Wer nun erwartet hatte, dass den ultradefensiven Amateuren vom Affenfelsen in der zweiten Hälfte die Kraft ausgehen und das Ergebnis noch deutlich anschwellen würde, sah sich getäuscht. Löw reagierte nach einer Stunde auf die mittlerweile mangelnden Torchancen und brachte in Kevin Volland einen weiteren Angreifer für Sami Khedira.

Aus Auersmacher in die Nationalelf: In der 72. Minute kommt Hector zum Debüt

Als die deutsche Mannschaft so gar keine Chancen mehr zustande brachte, sorgte nach einer Hereingabe von Podolski der eingewechselte Yogan Santos mit einem Eigentor für das 4:0 (67.). Danach passierte dann schon wieder nichts mehr, und statt Gesängen für die Weltmeister hallten nun ein paar Pfiffe von den Rängen. "Klar, es war natürlich wenig Platz, aber dann muss man auf den kurzen Entfernungen vieles in hohem Tempo machen", sagte Löw. "Es waren einige Spieler dabei, von denen ich dachte, sie können sich heute aufdrängen, aber das haben sie nicht gemacht."
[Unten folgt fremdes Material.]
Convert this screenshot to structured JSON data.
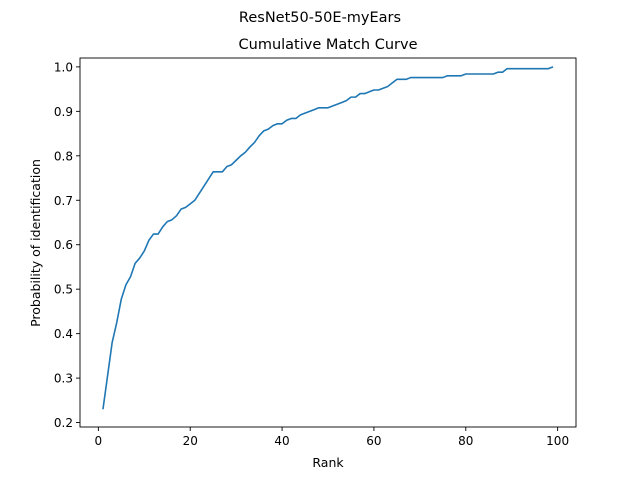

Am Dienstag im Test bei Europameister Spanien erwartet die Nationalmannschaft ein komplett anderes Spiel und eine wirkliche Kraftprobe zum Abschluss des Jahres. Löw erwartet sich dann, dass seine Mannschaft "das Jahr positiv zu Ende bringt, eine andere Spannung und Leistung an den Tag legt".

Nur eine bemerkenswerte Szene ereignete sich noch: In der 72. Minute kam Jonas Hector, 24-jähriger Linksverteidiger vom 1. FC Köln, für Durm. In Hectors Bilanz stehen nun: elf Bundesliga- und 57 Zweitligaspiele, 61 Regionalligapartien für den 1. FC Köln II, 34 Einsätze in der Oberliga Südwest für den SV Auersmacher - und ein Länderspiel. Nicht nur er selbst findet diese Karriere "unfassbar" und eine "unglaublich große Geschichte". Kurz nachdem sie begonnen hatte, endete eine andere große Geschichte - die Geschichte von Gibraltar, das sich wenigstens an diesem Abend besser als Brasilien fühlte.